Thursday, 20 June 2013
Bellevue Ballroom (The Hotel Viking)
We use a finite-volume model of the classic differentially heated rotating annulus experiment to study the spontaneous emission of gravity waves (GWs) from jet stream imbalances, which is a major source of these waves in the atmosphere for which no satisfactory parameterization exists. Atmospheric observations are the main tool for the testing and verification of theoretical concepts, but given their specific potential for yielding reproducible data and for studying process dependence on external system parameters, laboratory experiments are an invaluable complementary tool. Experiments with a rotating annulus exhibiting a jet modulated by large-scale waves due to baroclinic instability have already been used to study GWs. These have, however, either considered a two-layer set up or the identified GWs were found to be due to a boundary-layer instability. We here suggest the investigation of GWs in a wide and shallow, continuously stratified, annulus with relatively large temperature difference between inner and outer cylinder walls. This configuration is more atmosphere-like than the classic set up.

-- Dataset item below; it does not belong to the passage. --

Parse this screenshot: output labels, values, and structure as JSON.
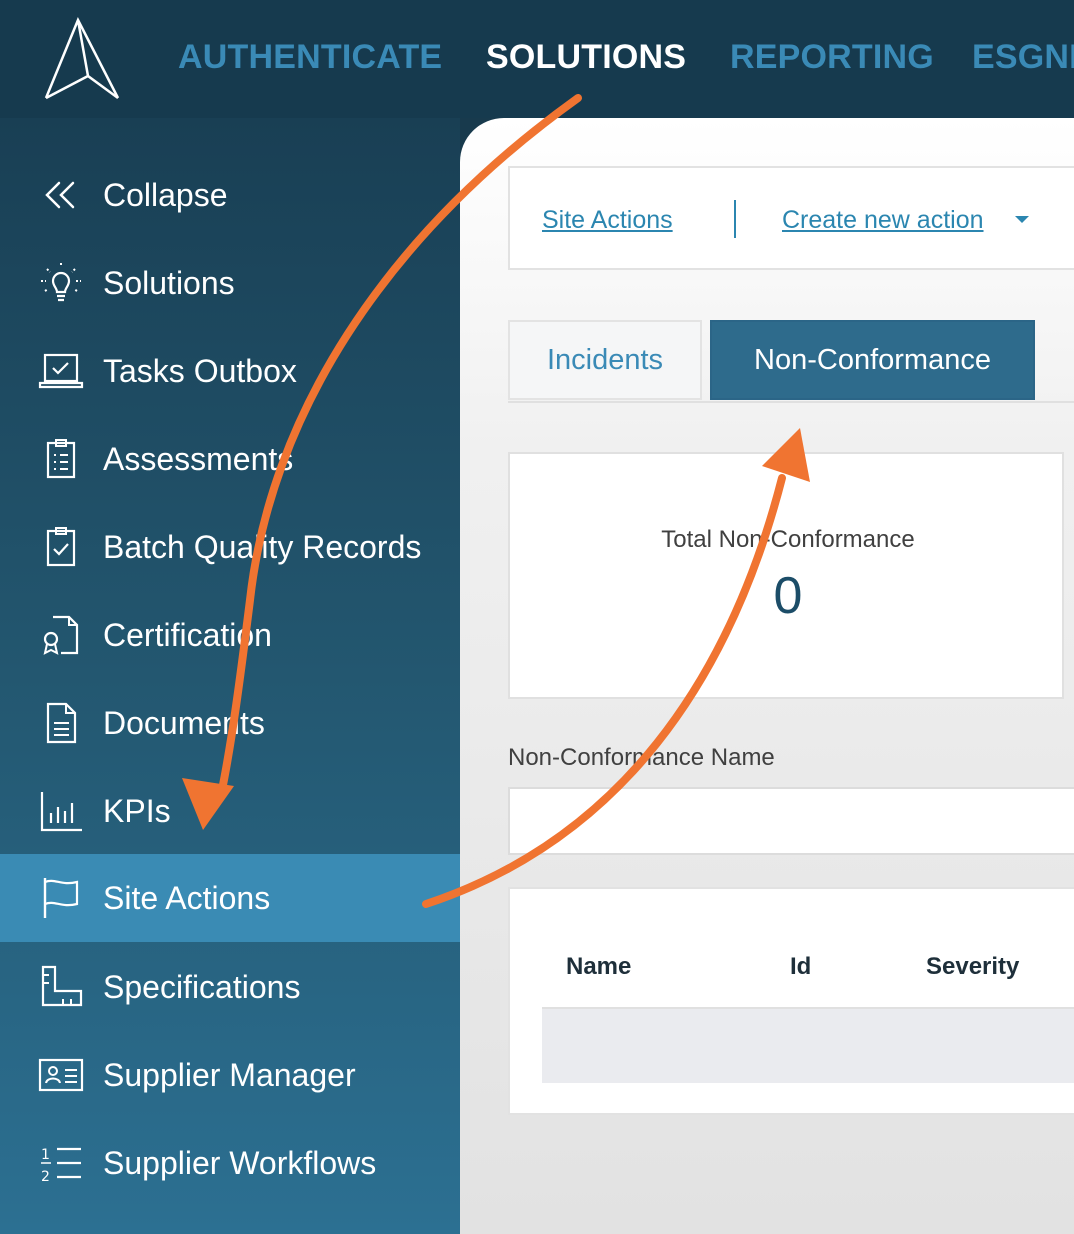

In contrast to there the Brunt-Vaisala frequency is larger than the inertial frequency so that the qualitative dependence of the GW frequency on the phase-propagation direction is reproduced. Various analyses of our simulations suggest a distinct gravity wave activity. To identify regions of GW emission we decompose the flow into the geostrophic and ageostrophic part through the inversion of the quasi-geostrophic potential vorticity. The analysis of the geostrophic sources of the ageostrophic flow indicates that, in addition to boundary layer instabilities, spontaneous imbalance in the jet region acts as an important source mechanism.